Quando os vencedores criaram o estado, esqueceram-se de criar o dos autóctones. O concerto das nações decidiu que eram dois estados: a Nova Nação e a Nação dos Autóctones. A Nova Nação foi criada e os povos dos Autóctones ficaram como apátridas no local onde sempre viveram. Muitos outros obtiveram o estatuto de refugiados e foram distribuídos por outras nações. Os senhores das casas e das terras passaram a viver em tendas e da caridade alheia. Entretanto, foram criados campos de refugiados na sua própria terra. Como eram apátridas sem direitos numa terra de ninguém, foram sendo invadidos pelo povo vizinho com colonatos dispersos e protegidos por muralhas e outras vedações.

Aos poucos, retiraram-lhes os direitos de construção, não podiam explorar os recursos naturais como a água, tinham de ficar dependentes da electricidade e dos produtos alimentares que não podiam produzir, como hortícolas e frutíferos, porque lhes destruiam as colheitas e arrancavam as árvores. Se quisessem comer, tinham de comprar os produtos a quem lhes roubara a terra.

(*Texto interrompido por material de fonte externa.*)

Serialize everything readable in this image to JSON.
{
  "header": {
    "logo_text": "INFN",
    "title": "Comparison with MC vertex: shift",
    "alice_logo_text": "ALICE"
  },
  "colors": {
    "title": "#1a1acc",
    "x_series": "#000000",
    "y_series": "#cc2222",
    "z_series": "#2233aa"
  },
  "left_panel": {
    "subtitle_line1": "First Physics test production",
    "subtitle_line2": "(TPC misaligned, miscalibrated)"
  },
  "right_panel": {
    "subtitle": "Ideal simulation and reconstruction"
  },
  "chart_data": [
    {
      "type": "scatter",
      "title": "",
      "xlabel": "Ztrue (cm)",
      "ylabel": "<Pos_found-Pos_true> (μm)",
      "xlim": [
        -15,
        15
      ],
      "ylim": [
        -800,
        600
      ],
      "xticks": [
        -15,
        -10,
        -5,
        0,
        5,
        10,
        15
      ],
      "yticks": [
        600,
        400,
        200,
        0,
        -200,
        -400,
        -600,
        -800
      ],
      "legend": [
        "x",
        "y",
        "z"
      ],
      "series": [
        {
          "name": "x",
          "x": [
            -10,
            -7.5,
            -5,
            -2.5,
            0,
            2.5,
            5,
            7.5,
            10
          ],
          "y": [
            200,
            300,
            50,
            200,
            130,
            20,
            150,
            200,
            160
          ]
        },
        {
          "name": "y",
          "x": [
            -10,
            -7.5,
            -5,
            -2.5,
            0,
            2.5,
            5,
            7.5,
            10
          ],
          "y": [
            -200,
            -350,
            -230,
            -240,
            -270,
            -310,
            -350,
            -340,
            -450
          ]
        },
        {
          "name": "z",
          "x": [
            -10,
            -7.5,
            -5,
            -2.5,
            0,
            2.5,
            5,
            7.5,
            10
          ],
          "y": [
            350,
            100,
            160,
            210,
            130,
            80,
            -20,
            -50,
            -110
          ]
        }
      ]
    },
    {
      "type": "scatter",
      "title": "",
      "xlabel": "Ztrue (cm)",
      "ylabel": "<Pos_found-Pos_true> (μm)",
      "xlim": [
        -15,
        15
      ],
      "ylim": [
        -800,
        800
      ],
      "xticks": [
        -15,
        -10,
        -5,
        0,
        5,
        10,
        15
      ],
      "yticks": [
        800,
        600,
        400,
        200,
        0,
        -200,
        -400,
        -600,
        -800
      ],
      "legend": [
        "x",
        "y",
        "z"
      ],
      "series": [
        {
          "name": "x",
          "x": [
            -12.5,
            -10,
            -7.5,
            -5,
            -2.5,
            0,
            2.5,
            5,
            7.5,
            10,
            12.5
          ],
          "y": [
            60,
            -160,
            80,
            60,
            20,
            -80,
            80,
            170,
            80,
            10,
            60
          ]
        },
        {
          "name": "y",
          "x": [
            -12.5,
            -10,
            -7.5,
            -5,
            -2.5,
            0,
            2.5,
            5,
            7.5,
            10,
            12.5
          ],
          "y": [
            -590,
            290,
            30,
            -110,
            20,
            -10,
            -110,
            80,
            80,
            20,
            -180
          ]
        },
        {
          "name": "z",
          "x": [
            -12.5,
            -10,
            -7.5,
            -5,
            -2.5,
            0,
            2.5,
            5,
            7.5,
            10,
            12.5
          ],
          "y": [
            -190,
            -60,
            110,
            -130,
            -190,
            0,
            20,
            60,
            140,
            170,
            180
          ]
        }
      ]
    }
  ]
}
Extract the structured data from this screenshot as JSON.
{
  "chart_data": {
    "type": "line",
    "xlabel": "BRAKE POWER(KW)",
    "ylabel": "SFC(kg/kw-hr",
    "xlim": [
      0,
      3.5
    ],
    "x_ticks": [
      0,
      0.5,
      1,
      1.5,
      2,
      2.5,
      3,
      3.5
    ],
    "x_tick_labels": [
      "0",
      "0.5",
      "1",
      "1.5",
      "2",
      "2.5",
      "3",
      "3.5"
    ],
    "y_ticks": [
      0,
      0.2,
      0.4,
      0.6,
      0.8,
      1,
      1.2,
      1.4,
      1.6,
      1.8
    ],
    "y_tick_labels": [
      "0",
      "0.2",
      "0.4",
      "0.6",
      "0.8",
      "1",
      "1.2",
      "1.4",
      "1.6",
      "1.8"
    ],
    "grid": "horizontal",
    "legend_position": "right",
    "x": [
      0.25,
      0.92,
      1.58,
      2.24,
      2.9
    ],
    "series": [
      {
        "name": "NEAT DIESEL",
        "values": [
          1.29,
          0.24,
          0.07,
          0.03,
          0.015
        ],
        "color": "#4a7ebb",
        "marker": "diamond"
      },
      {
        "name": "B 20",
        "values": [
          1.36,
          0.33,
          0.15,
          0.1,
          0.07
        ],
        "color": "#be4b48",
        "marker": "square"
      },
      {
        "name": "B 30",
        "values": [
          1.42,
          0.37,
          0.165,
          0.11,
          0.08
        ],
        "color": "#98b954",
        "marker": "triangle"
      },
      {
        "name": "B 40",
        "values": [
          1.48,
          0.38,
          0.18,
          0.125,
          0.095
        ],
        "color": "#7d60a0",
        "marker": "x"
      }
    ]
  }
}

Os colonos beneficiavam de isenções e subsídios, ocupação de terras e casas, podiam desenvolver atividades comerciais proibidas aos autóctones e muito mais. Os ocupantes, para se protegerem, foram treinados e estavam autorizados a usar armas, podendo matar impunemente, se se sentissem ameaçados verbalmente ou por pedras. Nos casos de agressão pessoal, beneficiavam das intervenções do exército com tanques, lagartas e invasão de propriedade, a qualquer hora do dia e da noite, para que ficassem mansos e fugissem para outras paragens, quanto mais longe, melhor. As terras eram de quem as merecia, não dos preguiçosos que as deixavam, forçosamente, ao abandono. Ou propositadamente queimadas pelos colonos com químicos para que as abandonassem.

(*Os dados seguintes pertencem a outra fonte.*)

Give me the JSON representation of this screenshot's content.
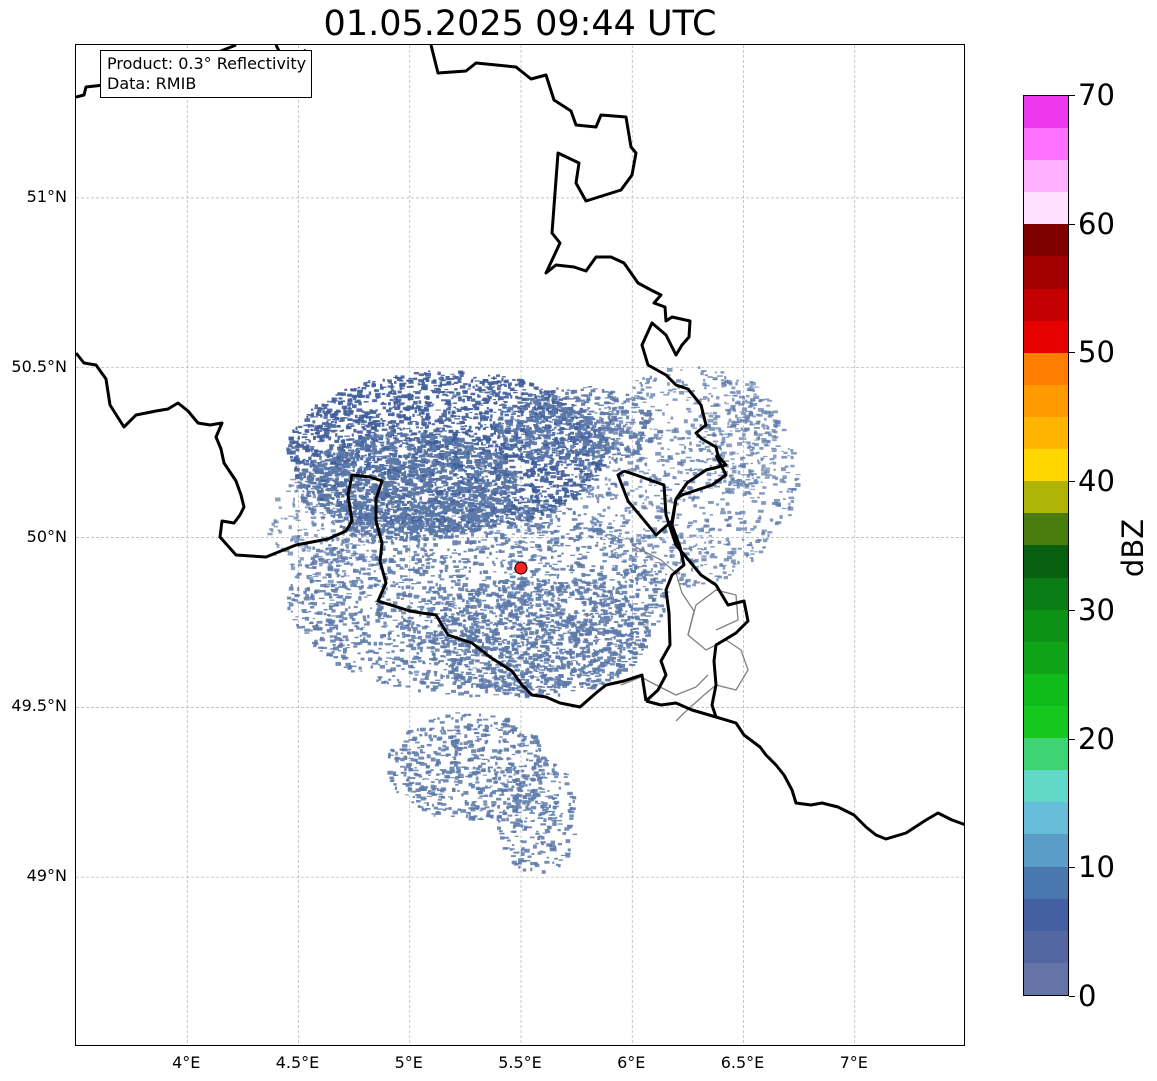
{
  "title": "01.05.2025 09:44 UTC",
  "info_box": {
    "product": "Product: 0.3° Reflectivity",
    "data": "Data: RMIB"
  },
  "map": {
    "lon_range": [
      3.5,
      7.5
    ],
    "lat_range": [
      48.5,
      51.45
    ],
    "lon_ticks": [
      {
        "value": 4.0,
        "label": "4°E"
      },
      {
        "value": 4.5,
        "label": "4.5°E"
      },
      {
        "value": 5.0,
        "label": "5°E"
      },
      {
        "value": 5.5,
        "label": "5.5°E"
      },
      {
        "value": 6.0,
        "label": "6°E"
      },
      {
        "value": 6.5,
        "label": "6.5°E"
      },
      {
        "value": 7.0,
        "label": "7°E"
      }
    ],
    "lat_ticks": [
      {
        "value": 51.0,
        "label": "51°N"
      },
      {
        "value": 50.5,
        "label": "50.5°N"
      },
      {
        "value": 50.0,
        "label": "50°N"
      },
      {
        "value": 49.5,
        "label": "49.5°N"
      },
      {
        "value": 49.0,
        "label": "49°N"
      }
    ],
    "gridlines": true,
    "radar_site": {
      "lon": 5.5,
      "lat": 49.91,
      "color": "#ff2020"
    },
    "echo_color": "#5b78a8",
    "dense_echo_color": "#3f5d9a",
    "border_color": "#000000",
    "admin_border_color": "#808080"
  },
  "colorbar": {
    "label": "dBZ",
    "min": 0,
    "max": 70,
    "ticks": [
      "0",
      "10",
      "20",
      "30",
      "40",
      "50",
      "60",
      "70"
    ],
    "colors": [
      "#6474a6",
      "#5467a2",
      "#4460a2",
      "#4a78ae",
      "#5a9ec8",
      "#66bedb",
      "#62d8c8",
      "#3ed474",
      "#16c81e",
      "#10bc1a",
      "#0ea416",
      "#0c9214",
      "#0a7c14",
      "#075f10",
      "#487c0c",
      "#b0b406",
      "#ffd600",
      "#ffb400",
      "#ff9a00",
      "#ff7e00",
      "#e60000",
      "#c40000",
      "#a20000",
      "#800000",
      "#ffe0ff",
      "#ffb0ff",
      "#ff70ff",
      "#ee38ee"
    ]
  }
}
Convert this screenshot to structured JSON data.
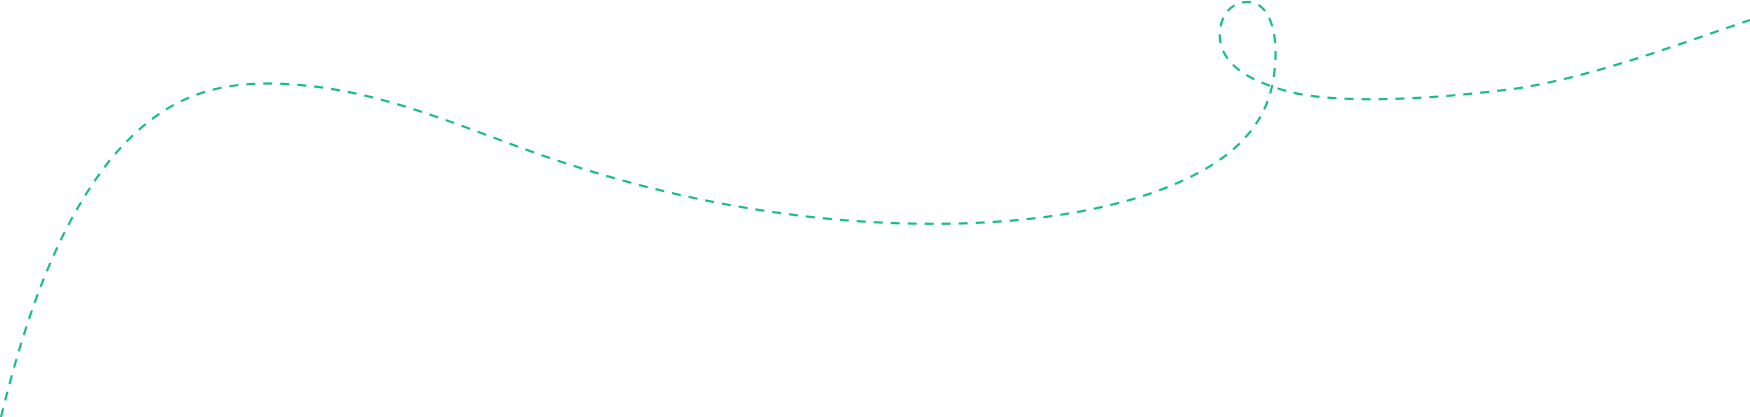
{
  "decoration": {
    "type": "dashed-curve",
    "stroke_color": "#16bd8b",
    "background_color": "#ffffff"
  }
}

Se Fosse Contigo, que Fazias?

Se fosses um autóctone de Aveiro ou Viseu, se, por hipótese, isto acontecesse na tua terra, que farias?

Não penses que só acontece aos outros. Imagina-te na Ucrânia, na Cisjordânia, em Gaza. Imagina-te em países da África ou Ásia. Imagina o quão baixo desce a desumanização em cenários de guerra, dos que combatem com e sem razão, a razão dos que acham que têm razão, dos que sofrem com os efeitos do combate.

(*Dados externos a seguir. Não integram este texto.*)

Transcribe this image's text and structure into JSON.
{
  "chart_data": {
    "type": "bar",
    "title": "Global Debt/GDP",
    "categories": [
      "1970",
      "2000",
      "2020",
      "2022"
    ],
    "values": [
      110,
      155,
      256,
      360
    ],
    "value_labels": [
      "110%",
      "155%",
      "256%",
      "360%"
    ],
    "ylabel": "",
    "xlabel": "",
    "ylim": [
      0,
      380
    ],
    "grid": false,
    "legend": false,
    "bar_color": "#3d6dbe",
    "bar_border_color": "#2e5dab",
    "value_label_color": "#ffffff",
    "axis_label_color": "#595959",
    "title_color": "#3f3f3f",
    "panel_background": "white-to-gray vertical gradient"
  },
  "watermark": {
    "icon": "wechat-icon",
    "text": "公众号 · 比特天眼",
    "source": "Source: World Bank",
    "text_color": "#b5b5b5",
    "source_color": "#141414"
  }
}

Imagina uma mãe sem leite para dar ao bebé que lhe morre no colo porque não tem o que comer para fabricar o leite que lhe há-de dar. Imagina o bebé, pele e ossos malformados, a sugar a pele seca do peito da mãe, com olhos vazios, encovados e distantes, sem dores, sem lágrimas, porque até isso lhe tiraram.

Imagina crianças de dois a dez anos perdidas, sem família, com olhos tristes e grandes, a tomarem conta de outras crianças, que não lhes são nada, mas que são irmãos da mesma desgraça. Repara como elas se conduzem aos trambolhões por cima dos destroços dos prédios, invólucros ou detritos de material de guerra, sem destino, de mãos dadas. Ou como uma leva outra ao colo. Feridas e ensanguentadas, levam uma lata ou plástico seboso na outra mão, para encher de comida ou água, se encontrarem no chão ou alguém que dê — Fernão Lopes, no Cerco de Lisboa, disse que os habitantes do Castelo, não tendo mais que comer, esgaravatavam os terrenos das bancas da feira à procura de um grão de cereal, deixado perdido, enterrado na terra.

Repara como os velhos se arrastam, como os jovens morrem, como os corpos de homens, mulheres e crianças estão espalhados pelo chão, como as moscas e os vernes se passeiam por eles, como os animais esfomeados se banqueteiam pelas carnes pútridas e ossos desnudos. Repara como esses corpos são na sua grande maioria de mulheres e crianças.

As guerras não são uma imagem do passado, são uma realidade bem viva, aparentemente, longe de nós. Só aparentemente.

Tenhamos dó de quem dó já não tem e ainda que seja pecado desfrutar do que outros não podem: saibamos, ao menos, aproveitar do que temos.